Le film s'ancre dans le passé selon les images témoins du passé familial vu avec tendresse.
Marque des cinquante ans écoulés avant que le réalisateur ne les retrouve, les vidéos couleur sépia brûlé
crépitent. Le contre-point s'opère entre des scènes de bonheur simple, de baignade, de rires entre amis
et la musique anempathique de Wagner ou de Verdi qui importe un ton plus envolé et déteint sur
l'atmosphère joyeuse des rencontres. Le bruit canonique d'un projecteur vise à connoter l'ambiance d'une
séance de projection familiale tout en impliquant la fonction fondamentale du film dans ce retour sur soi
par le retour vers sa mère.
Le réalisateur explique, dès lors, le besoin vécu par sa mère de filmer le quotidien au nom de la
"nostalgie du présent" - en renversant l’étymon de cette douleur concernant la perte du passé - ou par un
"pressentiment" de la perte pour son père lorsqu'il s'attarde sur le visage de sa grand-mère qui mourut
quelques semaines après ces prises de vue-là.

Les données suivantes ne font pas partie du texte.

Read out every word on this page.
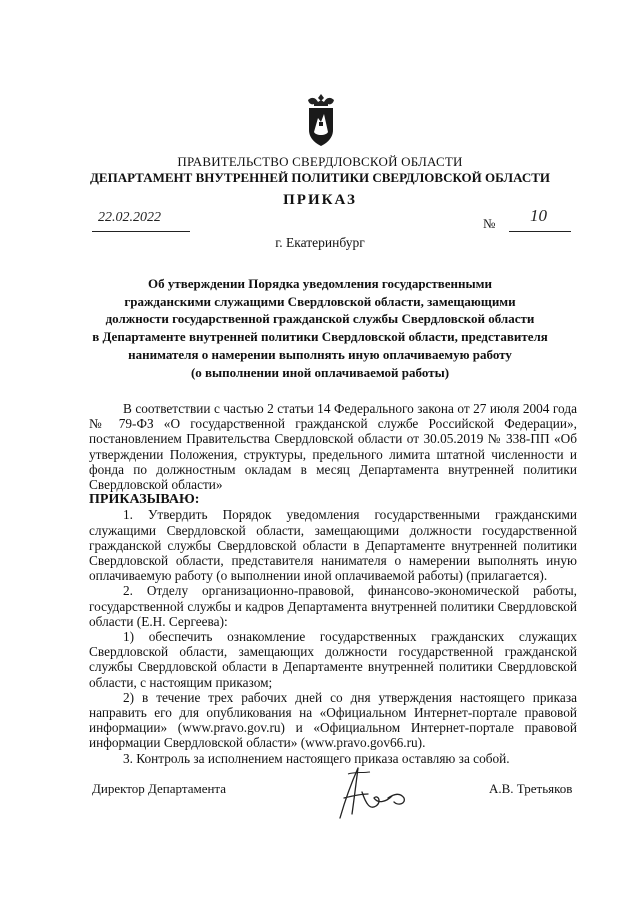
ПРАВИТЕЛЬСТВО СВЕРДЛОВСКОЙ ОБЛАСТИ
ДЕПАРТАМЕНТ ВНУТРЕННЕЙ ПОЛИТИКИ СВЕРДЛОВСКОЙ ОБЛАСТИ
ПРИКАЗ
22.02.2022	№ 10
г. Екатеринбург
Об утверждении Порядка уведомления государственными
гражданскими служащими Свердловской области, замещающими
должности государственной гражданской службы Свердловской области
в Департаменте внутренней политики Свердловской области, представителя
нанимателя о намерении выполнять иную оплачиваемую работу
(о выполнении иной оплачиваемой работы)

В соответствии с частью 2 статьи 14 Федерального закона от 27 июля 2004 года № 79-ФЗ «О государственной гражданской службе Российской Федерации», постановлением Правительства Свердловской области от 30.05.2019 № 338-ПП «Об утверждении Положения, структуры, предельного лимита штатной численности и фонда по должностным окладам в месяц Департамента внутренней политики Свердловской области»

ПРИКАЗЫВАЮ:

1. Утвердить Порядок уведомления государственными гражданскими служащими Свердловской области, замещающими должности государственной гражданской службы Свердловской области в Департаменте внутренней политики Свердловской области, представителя нанимателя о намерении выполнять иную оплачиваемую работу (о выполнении иной оплачиваемой работы) (прилагается).

2. Отделу организационно-правовой, финансово-экономической работы, государственной службы и кадров Департамента внутренней политики Свердловской области (Е.Н. Сергеева):

1) обеспечить ознакомление государственных гражданских служащих Свердловской области, замещающих должности государственной гражданской службы Свердловской области в Департаменте внутренней политики Свердловской области, с настоящим приказом;

2) в течение трех рабочих дней со дня утверждения настоящего приказа направить его для опубликования на «Официальном Интернет-портале правовой информации» (www.pravo.gov.ru) и «Официальном Интернет-портале правовой информации Свердловской области» (www.pravo.gov66.ru).

3. Контроль за исполнением настоящего приказа оставляю за собой.

Директор Департамента	А.В. Третьяков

Cette perte pensée effleure encore le "plan d'adieu à l'enfance" alors que l'ennui visible du père et
l'inquiétude tout aussi sensible de la mère reflètent un "amour qui se délite" ou la "fin d'un amour dont je
suis l'oeil".
Prise dans ce désir du proche et la volonté de l’amour de la famille, la mère n’a rien filmé en rap-
port avec la guerre d'Algérie ; les plans de l’Algérie sont sous le soleil du bonheur, les gestes sont
d’affection et d’occupations simples, mais Olivier Py s'attache à déceler l'Histoire qui se passe en creux
dans ces images qui l’excluent. La tranquillité du gros plan du père souriant et clignant de l'oeil est, par
exemple, troublée par la voix over qui prédit la fin de cette tranquillité : "L'Histoire va les rattraper."
Plus dramatiquement, la voix du fils dénonce l'insouciance des parents comme étant "le cœur de la
guerre". Avec les parents, les autres Méditerranéens, Français d'Algérie sont accusés de n’avoir pas vu
les conditions de vie de la population locale, d’avoir refusé des moyens d’empêcher la rupture.

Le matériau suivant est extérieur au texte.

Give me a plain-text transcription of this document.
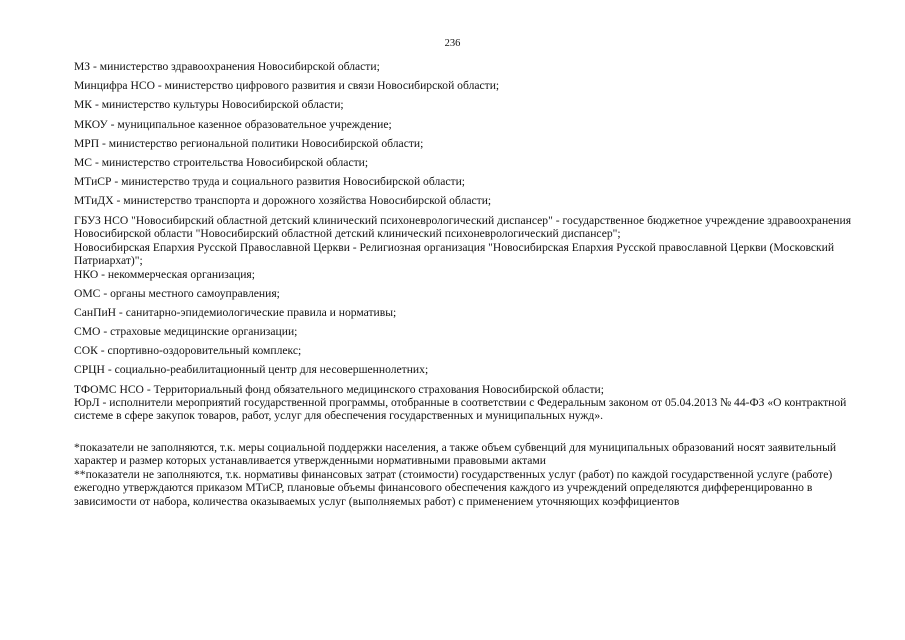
236
МЗ - министерство здравоохранения Новосибирской области;
Минцифра НСО - министерство цифрового развития и связи Новосибирской области;
МК - министерство культуры Новосибирской области;
МКОУ - муниципальное казенное образовательное учреждение;
МРП - министерство региональной политики Новосибирской области;
МС - министерство строительства Новосибирской области;
МТиСР - министерство труда и социального развития Новосибирской области;
МТиДХ - министерство транспорта и дорожного хозяйства Новосибирской области;
ГБУЗ НСО "Новосибирский областной детский клинический психоневрологический диспансер" - государственное бюджетное учреждение здравоохранения Новосибирской области "Новосибирский областной детский клинический психоневрологический диспансер";
Новосибирская Епархия Русской Православной Церкви - Религиозная организация "Новосибирская Епархия Русской православной Церкви (Московский Патриархат)";
НКО - некоммерческая организация;
ОМС - органы местного самоуправления;
СанПиН - санитарно-эпидемиологические правила и нормативы;
СМО - страховые медицинские организации;
СОК - спортивно-оздоровительный комплекс;
СРЦН - социально-реабилитационный центр для несовершеннолетних;
ТФОМС НСО - Территориальный фонд обязательного медицинского страхования Новосибирской области;
ЮрЛ - исполнители мероприятий государственной программы, отобранные в соответствии с Федеральным законом от 05.04.2013 № 44-ФЗ «О контрактной системе в сфере закупок товаров, работ, услуг для обеспечения государственных и муниципальных нужд».

*показатели не заполняются, т.к. меры социальной поддержки населения, а также объем субвенций для муниципальных образований носят заявительный характер и размер которых устанавливается утвержденными нормативными правовыми актами

**показатели не заполняются, т.к. нормативы финансовых затрат (стоимости) государственных услуг (работ) по каждой государственной услуге (работе) ежегодно утверждаются приказом МТиСР, плановые объемы финансового обеспечения каждого из учреждений определяются дифференцированно в зависимости от набора, количества оказываемых услуг (выполняемых работ) с применением уточняющих коэффициентов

La suite des coiffures de la mère pourrait se lire comme une métaphore des résultantes de la
guerre sur l’humain. En 1961, elle arbore un blond vénitien, mais lorsqu'elle fuit l'Algérie avec sa famille
pour regagner la métropole, elle se teint en brune : "c'est l'hiver" à lire comme la perte aussi d’un bonheur.
Années 70, époque faste que les parents "jeunes bourgeois" vivent tel un "âge d'or", elle se blondit à
nouveau.
Au-delà de ce parallèle dû au hasard des modes, s’inclut un regard plus social, plus historique.
Le commentaire y parvient, lorsque se découvre le hors-champ, qui, comme par lapsus, dévoile au hasard
d'un plan des voitures brûlées ou des jeunes hommes qui tapent sur le toit d'une voiture "1, 2, 3, 1, 2", le
signifiant d' "Al-gé-rie française". Il glisse aussi des images d'archives du camp de surveillance des harkis
où était affecté son père, que certes sa mère n’aurait pas retenues.
Se revendiquer Méditerranéen réclame cette conscience ; le film la provoque d’autant qu’il avère que les
marques d'une guerre que l’on n'a pourtant connue que par le désarroi d’un père, ont formé la personna-
lité: "Quelque chose souffre depuis l'enfance".
Par ailleurs, le film prête aux femmes un rôle plus fort dans la création de la méditerranéité ; elles
occupent plus longtemps le champ que les hommes à l'écran. La figure maternelle s’y décrit comme forte,
non timide mais "jou(ant) la timide", ou imitant la moue de Brigitte Bardot. A contrario le père vulnérable
"fait croire que rien ne pourrait l'atteindre".